Immaginate quindi (eravamo nel 1955) l’effetto che ci fece vedere una mattina passare davanti alla pesa diretta alla stazione una ragazzina con pantaloni scuri attillati, maglietta bianca aderente che faceva risaltare le pur modeste prominenze del seno, labbra evidenziate da un rosso intenso, capelli scuri pettinati a coda di cavallo, busta per documenti che teneva con due dita facendola pendere dietro la spalla destra. Io e Priletto entrammo subito in azione, sostenuti anche dai nostri controllati. La seguimmo in stazione e iniziammo subito l’approccio. Priletto era meno timido di me e lo condusse. La lingua locale poteva essere solo il dialetto. Priletto chiese con il voi dialettale come si usava allora: “ad chi siv vo sgnurina?”, che tradotto in italiano è “a quale famiglia appartenete?” La risposta fu immediata: “a son d’chi um per” ovvero “non ve lo dico”. E Priletto senza demordere: “cum av ciamiv?” ovvero “come vi chiamate?”, “am ciam cum um per” ovvero ancora “non ve lo dico”; poi “indun stiv?” ovvero “dove abitate?”. Risposta “a stag induv um per” ovvero “non ve lo dico”; e Priletto: “quent an aviv?”, “quanti anni avete?” e lei “aiò qui ch’aiò” ancora non ve lo dico”. E ancora: “induv andiv?”, “dove andate?”; “a vag induv um per”, sempre chiaramente “non è affare vostro, ma solo mio”. Il colloquio continuò per un po’ con queste caratteristiche finché si ebbe lo sblocco quando Priletto indovinò finalmente la domanda giusta: “che lavurir andiv a fer?”, “che lavoro andate a fare?” e la risposta finalmente positiva “a vag a fer un lavurir ch’as fè cun la bocca”, “vado a fare un lavoro che si fa con la bocca”. La risposta ci fece subito ridere perché, com’è ovvio, la interpretammo con malizia.
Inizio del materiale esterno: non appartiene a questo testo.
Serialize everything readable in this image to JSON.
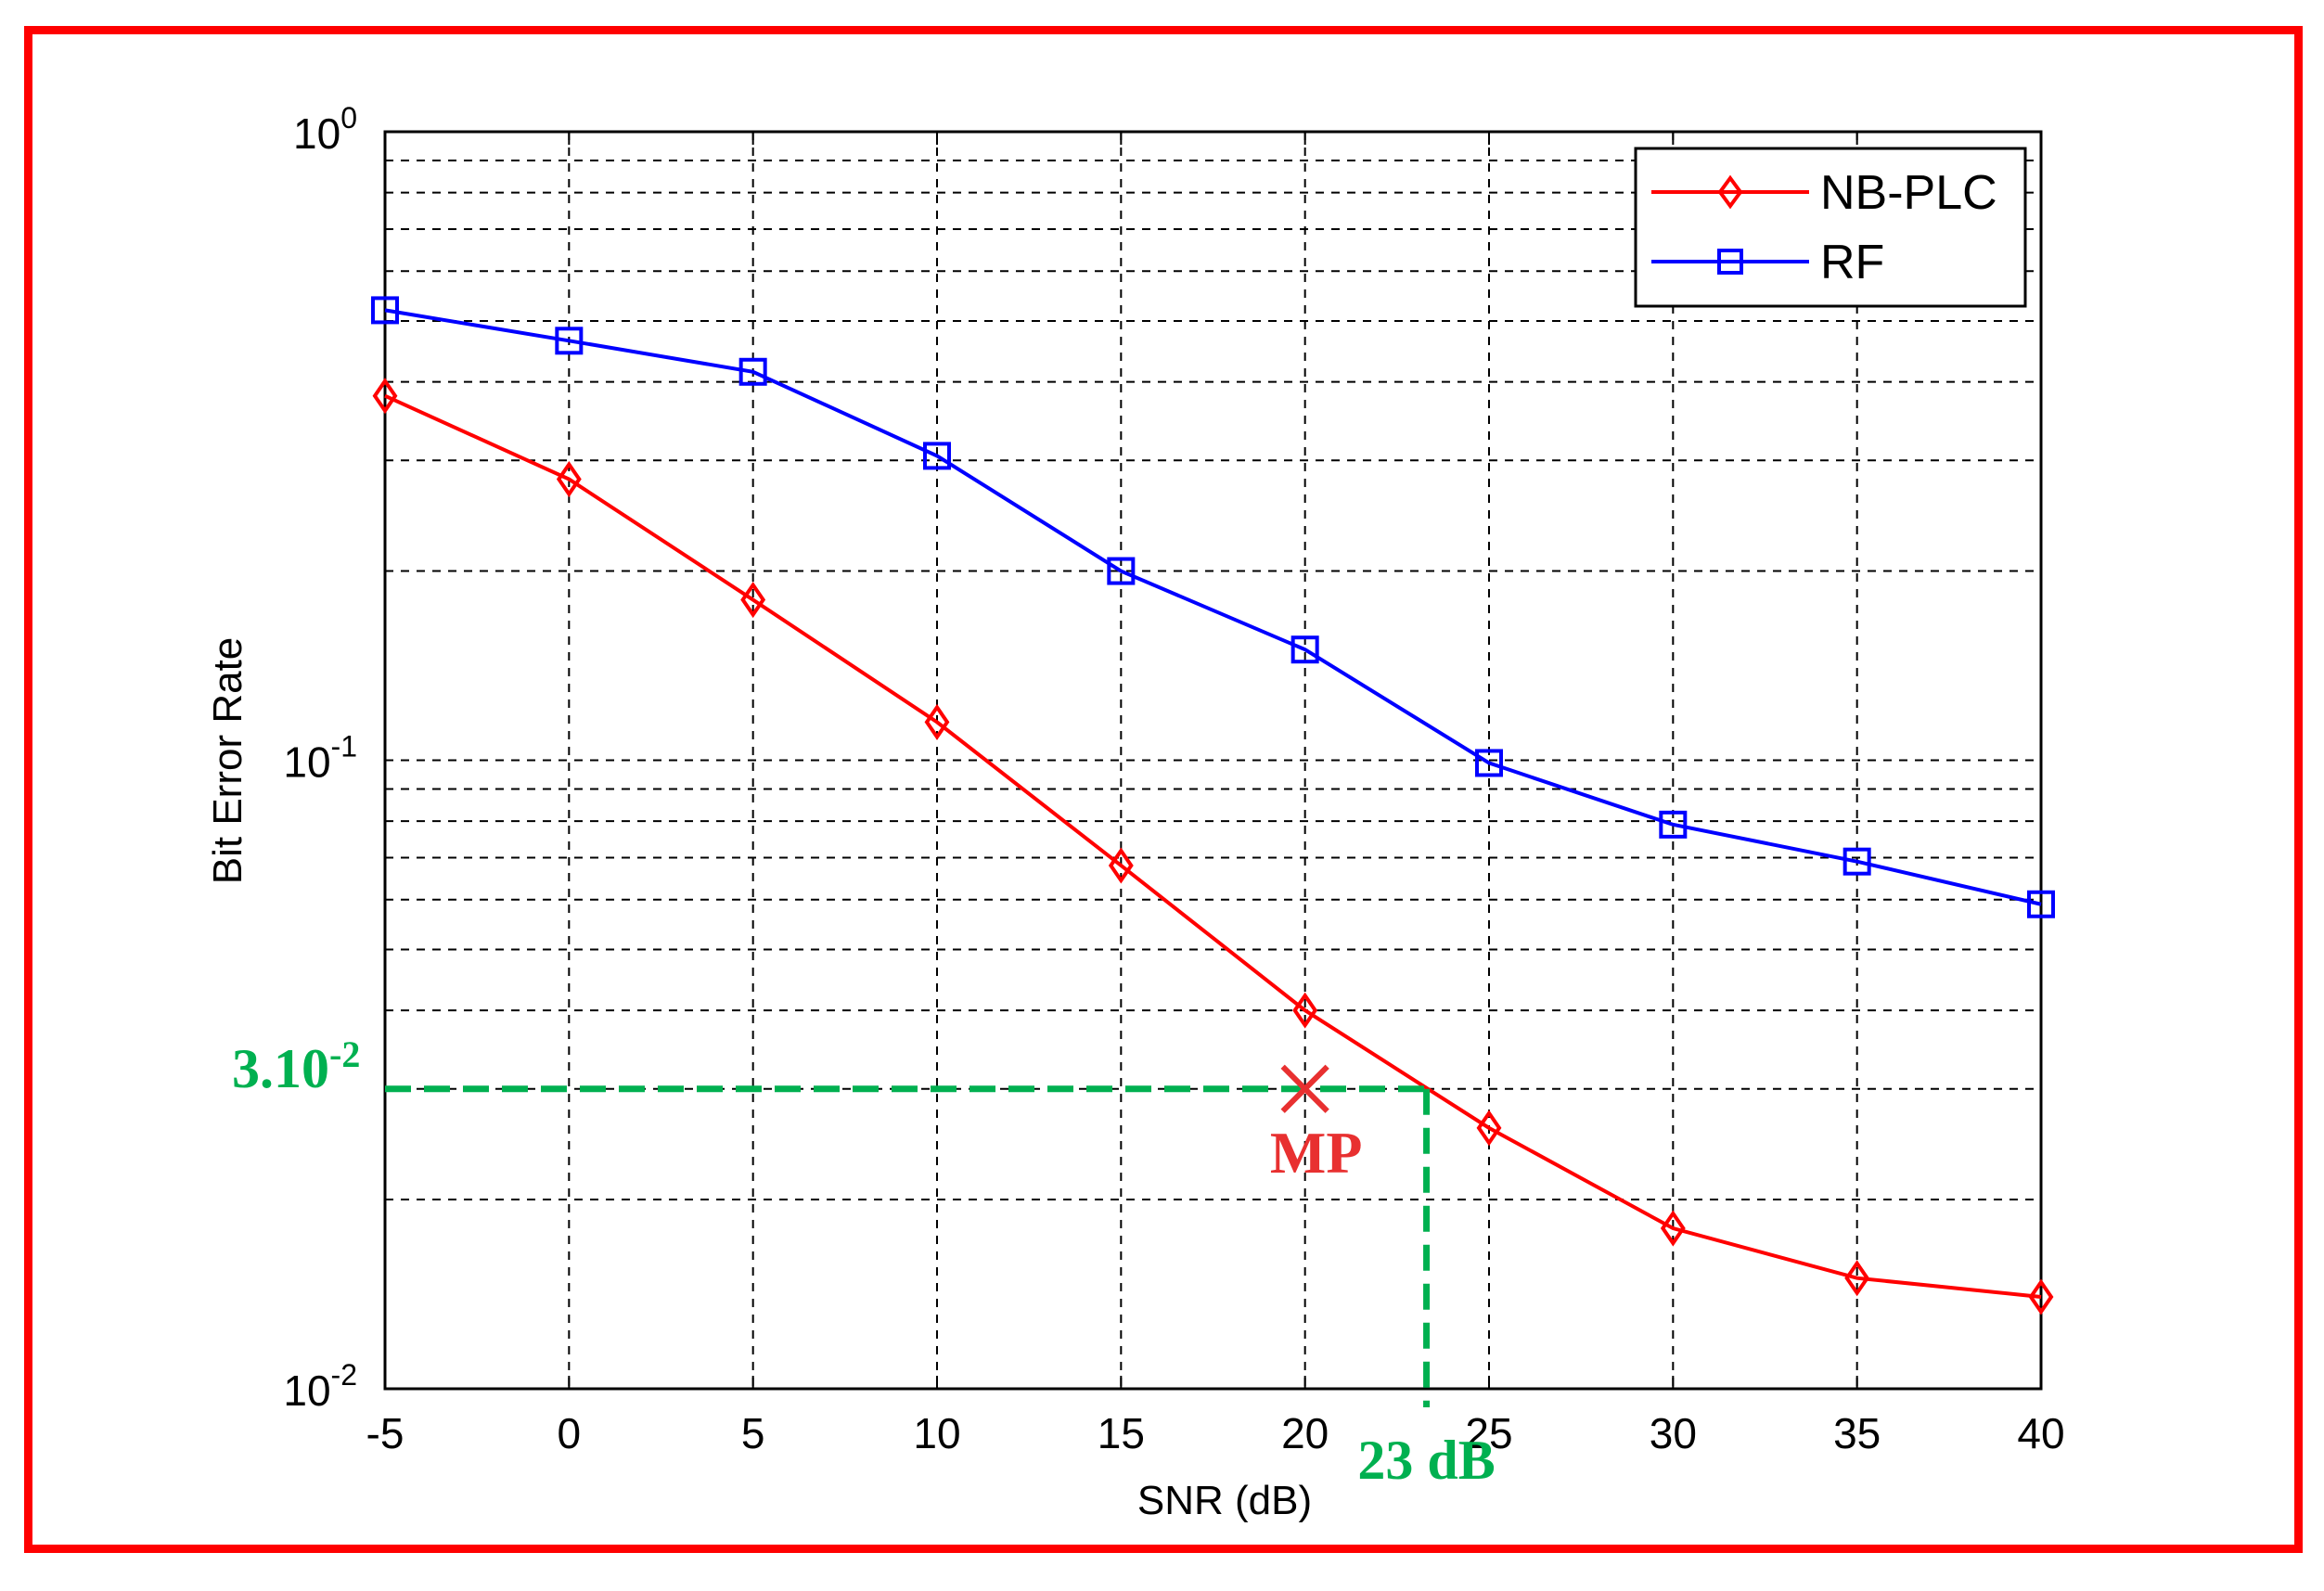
{
  "chart_data": {
    "type": "line",
    "xlabel": "SNR (dB)",
    "ylabel": "Bit Error Rate",
    "xlim": [
      -5,
      40
    ],
    "ylim": [
      0.01,
      1
    ],
    "yscale": "log",
    "grid": true,
    "legend_position": "top-right",
    "x": [
      -5,
      0,
      5,
      10,
      15,
      20,
      25,
      30,
      35,
      40
    ],
    "x_ticks": [
      "-5",
      "0",
      "5",
      "10",
      "15",
      "20",
      "25",
      "30",
      "35",
      "40"
    ],
    "y_ticks": [
      {
        "value": 1,
        "base": "10",
        "exp": "0"
      },
      {
        "value": 0.1,
        "base": "10",
        "exp": "-1"
      },
      {
        "value": 0.01,
        "base": "10",
        "exp": "-2"
      }
    ],
    "series": [
      {
        "name": "NB-PLC",
        "color": "#ff0000",
        "marker": "diamond",
        "values": [
          0.38,
          0.28,
          0.18,
          0.115,
          0.068,
          0.04,
          0.026,
          0.018,
          0.015,
          0.014
        ]
      },
      {
        "name": "RF",
        "color": "#0000ff",
        "marker": "square",
        "values": [
          0.52,
          0.465,
          0.415,
          0.305,
          0.2,
          0.15,
          0.099,
          0.079,
          0.069,
          0.059
        ]
      }
    ],
    "annotations": {
      "y_value_label": "3.10",
      "y_value_exp": "-2",
      "y_value": 0.03,
      "x_value_label": "23 dB",
      "x_value": 23.3,
      "point_label": "MP",
      "point_x": 20,
      "point_y": 0.03,
      "guide_color": "#00b050",
      "point_color": "#e83030"
    }
  }
}
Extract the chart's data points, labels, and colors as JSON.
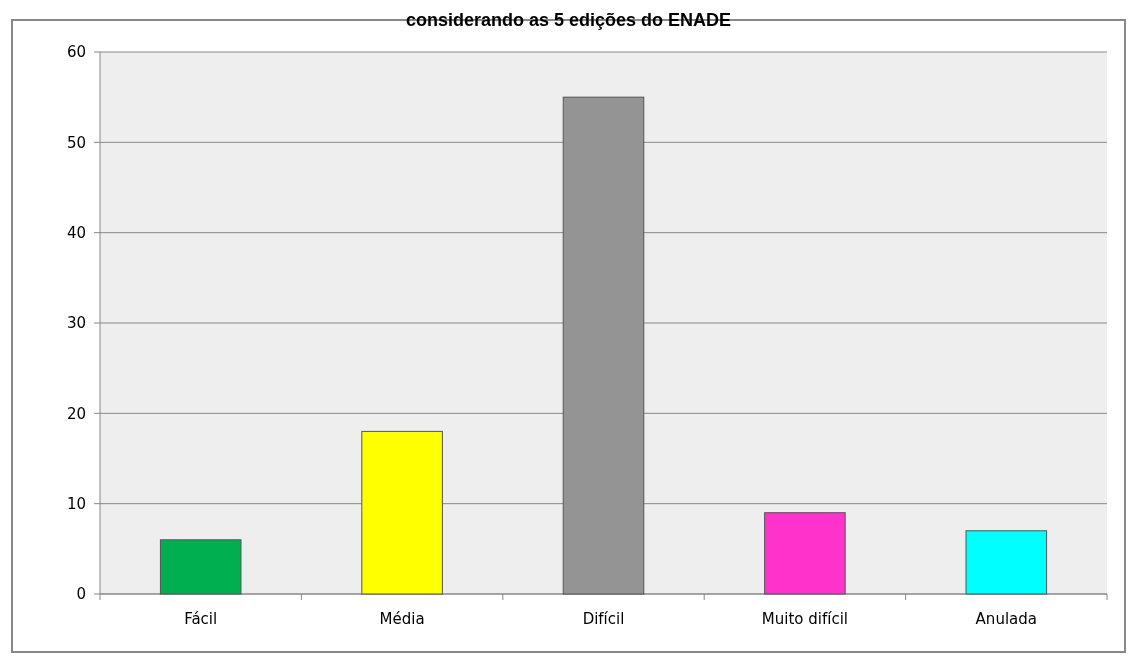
{
  "chart_data": {
    "type": "bar",
    "title": "considerando as 5 edições do ENADE",
    "categories": [
      "Fácil",
      "Média",
      "Difícil",
      "Muito difícil",
      "Anulada"
    ],
    "values": [
      6,
      18,
      55,
      9,
      7
    ],
    "colors": [
      "#00b050",
      "#ffff00",
      "#949494",
      "#ff33cc",
      "#00ffff"
    ],
    "ylim": [
      0,
      60
    ],
    "yticks": [
      0,
      10,
      20,
      30,
      40,
      50,
      60
    ],
    "grid": "y"
  }
}
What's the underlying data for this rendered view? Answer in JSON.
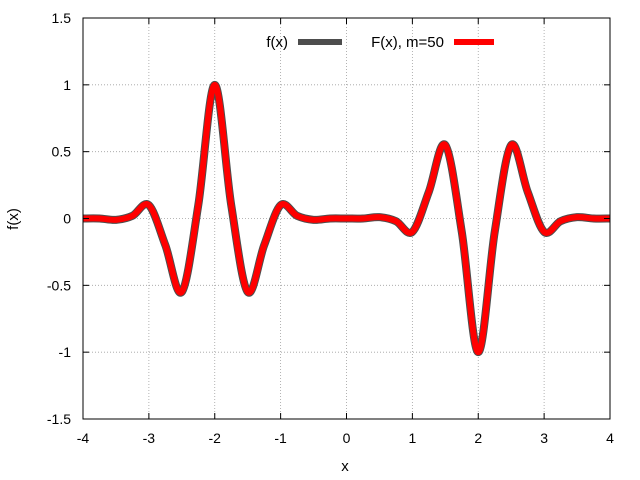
{
  "chart_data": {
    "type": "line",
    "xlabel": "x",
    "ylabel": "f(x)",
    "xlim": [
      -4,
      4
    ],
    "ylim": [
      -1.5,
      1.5
    ],
    "xticks": [
      -4,
      -3,
      -2,
      -1,
      0,
      1,
      2,
      3,
      4
    ],
    "yticks": [
      -1.5,
      -1,
      -0.5,
      0,
      0.5,
      1,
      1.5
    ],
    "xtick_labels": [
      "-4",
      "-3",
      "-2",
      "-1",
      "0",
      "1",
      "2",
      "3",
      "4"
    ],
    "ytick_labels": [
      "-1.5",
      "-1",
      "-0.5",
      "0",
      "0.5",
      "1",
      "1.5"
    ],
    "grid": true,
    "legend_position": "top-right",
    "x": [
      -4,
      -3.75,
      -3.5,
      -3.25,
      -3,
      -2.75,
      -2.5,
      -2.25,
      -2,
      -1.75,
      -1.5,
      -1.25,
      -1,
      -0.75,
      -0.5,
      -0.25,
      0,
      0.25,
      0.5,
      0.75,
      1,
      1.25,
      1.5,
      1.75,
      2,
      2.25,
      2.5,
      2.75,
      3,
      3.25,
      3.5,
      3.75,
      4
    ],
    "series": [
      {
        "name": "f(x)",
        "color": "#4d4d4d",
        "values": [
          0,
          0,
          -0.01,
          0.02,
          0.1,
          -0.2,
          -0.55,
          0.1,
          1,
          0.1,
          -0.55,
          -0.2,
          0.1,
          0.02,
          -0.01,
          0,
          0,
          0,
          0.01,
          -0.02,
          -0.1,
          0.2,
          0.55,
          -0.1,
          -1,
          -0.1,
          0.55,
          0.2,
          -0.1,
          -0.02,
          0.01,
          0,
          0
        ]
      },
      {
        "name": "F(x), m=50",
        "color": "#ff0000",
        "values": [
          0,
          0,
          -0.01,
          0.02,
          0.1,
          -0.2,
          -0.55,
          0.1,
          1,
          0.1,
          -0.55,
          -0.2,
          0.1,
          0.02,
          -0.01,
          0,
          0,
          0,
          0.01,
          -0.02,
          -0.1,
          0.2,
          0.55,
          -0.1,
          -1,
          -0.1,
          0.55,
          0.2,
          -0.1,
          -0.02,
          0.01,
          0,
          0
        ]
      }
    ]
  }
}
In realtà chiarimmo subito che andava a Bologna a lezione di canto, come poi, una volta sbloccatasi, ci disse diffusamente. La rividi altre due volte alla stazione ed in paese. Non mi risulta che la ragazza che allora aveva quindici anni abbia mai fatto carriera nel canto, ma non ho mai dimenticato quello che nel ricordo è diventato un simpatico incontro.

Giancarlo Caroli

Testo tratto da "Brodo di serpe - Miscellanea di cose medicinesi", Associazione Pro Loco Medicina, n. 10, dicembre 2012.